Heavy drinking is never a good idea. Aside from the long-term risks – alcoholism, drunk driving and liver disease included – long-term binge drinking takes a detrimental toll on your appearance and emotional health. Heavy drinkers may also suffer from premature or unexpected hair loss.
Consider the following ways alcohol and hair loss correlate:
Alcohol contains empty calories. Notwithstanding red wine, which in moderation is shown to reduce your risk of heart disease and stroke, most cocktails and boozy beverages offer zero nutritional benefits. If you drink these empty calories as a substitute for vitamin-packed foods, usually as an attempt to curb weight gain or to feel alcohol’s effects faster, you could suffer serious malnutrition. Both micronutrients (vitamins and minerals) and macronutrients (proteins, fats and carbohydrates) are essential for scalp and hair health. B vitamins, for instance, energize the body and produce red bloods which keep hair thick and shiny. Alcohol actively burns these B vitamins – particularly B-1, or thiamin.¹
Regular, heavy drinking counteracts your ability to absorb other necessary nutrients by damaging the walls of the stomach, increasing acid production and decreasing digestive enzymes. Your liver also uses nutrients to metabolize alcohol. Finally, because it acts as a diuretic, zinc, magnesium and potassium levels drop with heavy drinking. Regular functions, including hair growth, are put on hold when your body is low on essential nourishment.

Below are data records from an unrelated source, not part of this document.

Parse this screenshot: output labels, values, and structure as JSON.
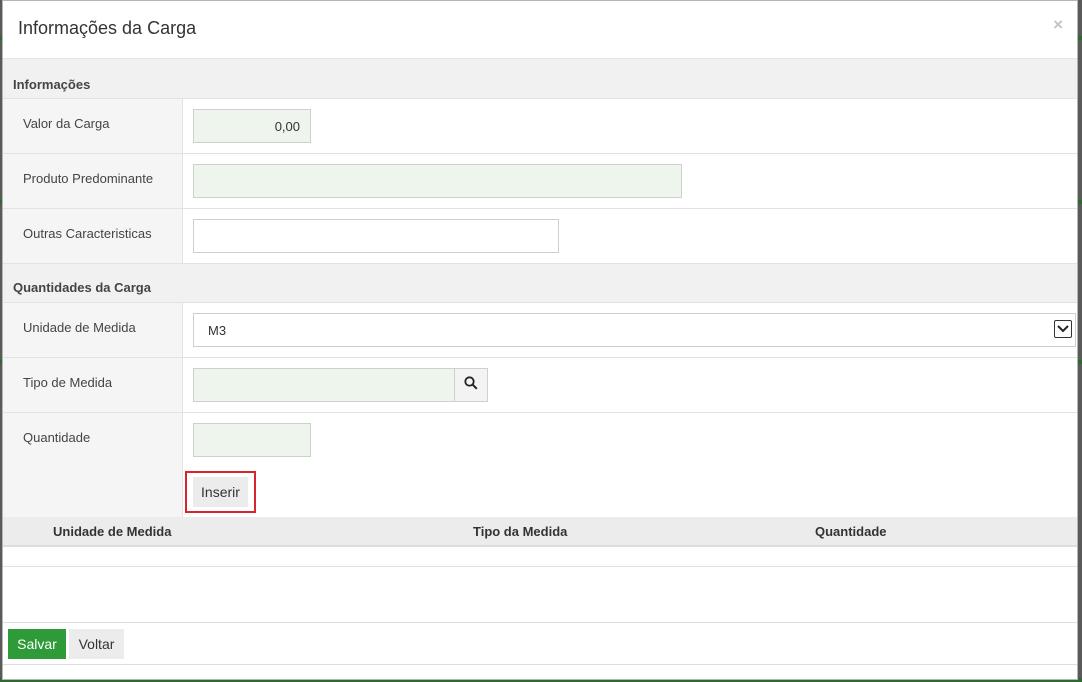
{
  "modal": {
    "title": "Informações da Carga",
    "close_label": "×"
  },
  "informacoes": {
    "section_title": "Informações",
    "valor_carga": {
      "label": "Valor da Carga",
      "value": "0,00"
    },
    "produto_predominante": {
      "label": "Produto Predominante",
      "value": ""
    },
    "outras_caracteristicas": {
      "label": "Outras Caracteristicas",
      "value": ""
    }
  },
  "quantidades": {
    "section_title": "Quantidades da Carga",
    "unidade_medida": {
      "label": "Unidade de Medida",
      "selected": "M3"
    },
    "tipo_medida": {
      "label": "Tipo de Medida",
      "value": "",
      "search_icon": "search-icon"
    },
    "quantidade": {
      "label": "Quantidade",
      "value": ""
    },
    "inserir_label": "Inserir"
  },
  "table": {
    "columns": [
      "Unidade de Medida",
      "Tipo da Medida",
      "Quantidade"
    ],
    "rows": []
  },
  "footer": {
    "salvar_label": "Salvar",
    "voltar_label": "Voltar"
  },
  "colors": {
    "primary_button": "#2e9b38",
    "input_fill": "#eef5ec",
    "highlight_border": "#d9232d"
  }
}
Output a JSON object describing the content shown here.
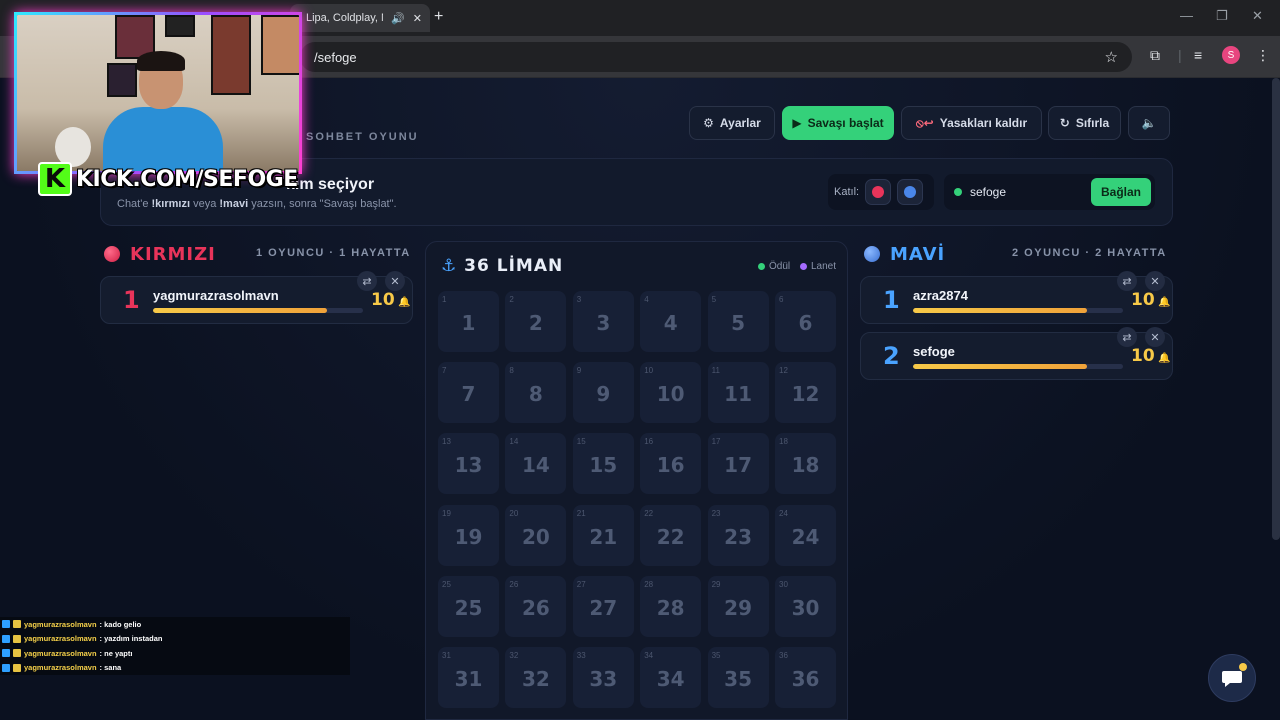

Stress-induced hair loss, also called telogen effluvium (TE), is the body’s reaction to shock. Your hair grows and sheds in cycles, and when TE strikes, hair follicles essentially “shut down” and fail to replenish everyday shedding. TE often manifests a few months after a death in the family, loss of a job or divorce. But everyday stress, anxiety and depression contributes to long-term TE hair loss.
How does TE and stress related to alcohol? Everyday drinking takes a massive toll on your nervous system, often leading to panic attacks or emotional breakdowns. Those who engage in binge drinking strictly on the weekends can also suffer emotional distress for weeks – even when they aren’t actively consuming alcohol. When misused, alcohol instigates ongoing worry, shame, embarrassment and mental anguish. These side effects are the primary instigators of ongoing TE.
Alcohol is prevalent in society and hard to avoid in social situations. But, drinking in moderation eliminates your risk of alcohol-induced hair loss, along with other illnesses like fatty liver and cirrhosis. According to the Centers for Disease Control and Prevention, moderate drinking is defined as one drink per day for women and two drinks per day for men.²
If you believe you suffer from uncontrolled drinking or a preoccupation with alcohol, you might be an alcoholic. Talk with your physician about treatments such as rehabilitation, counseling and local meetings.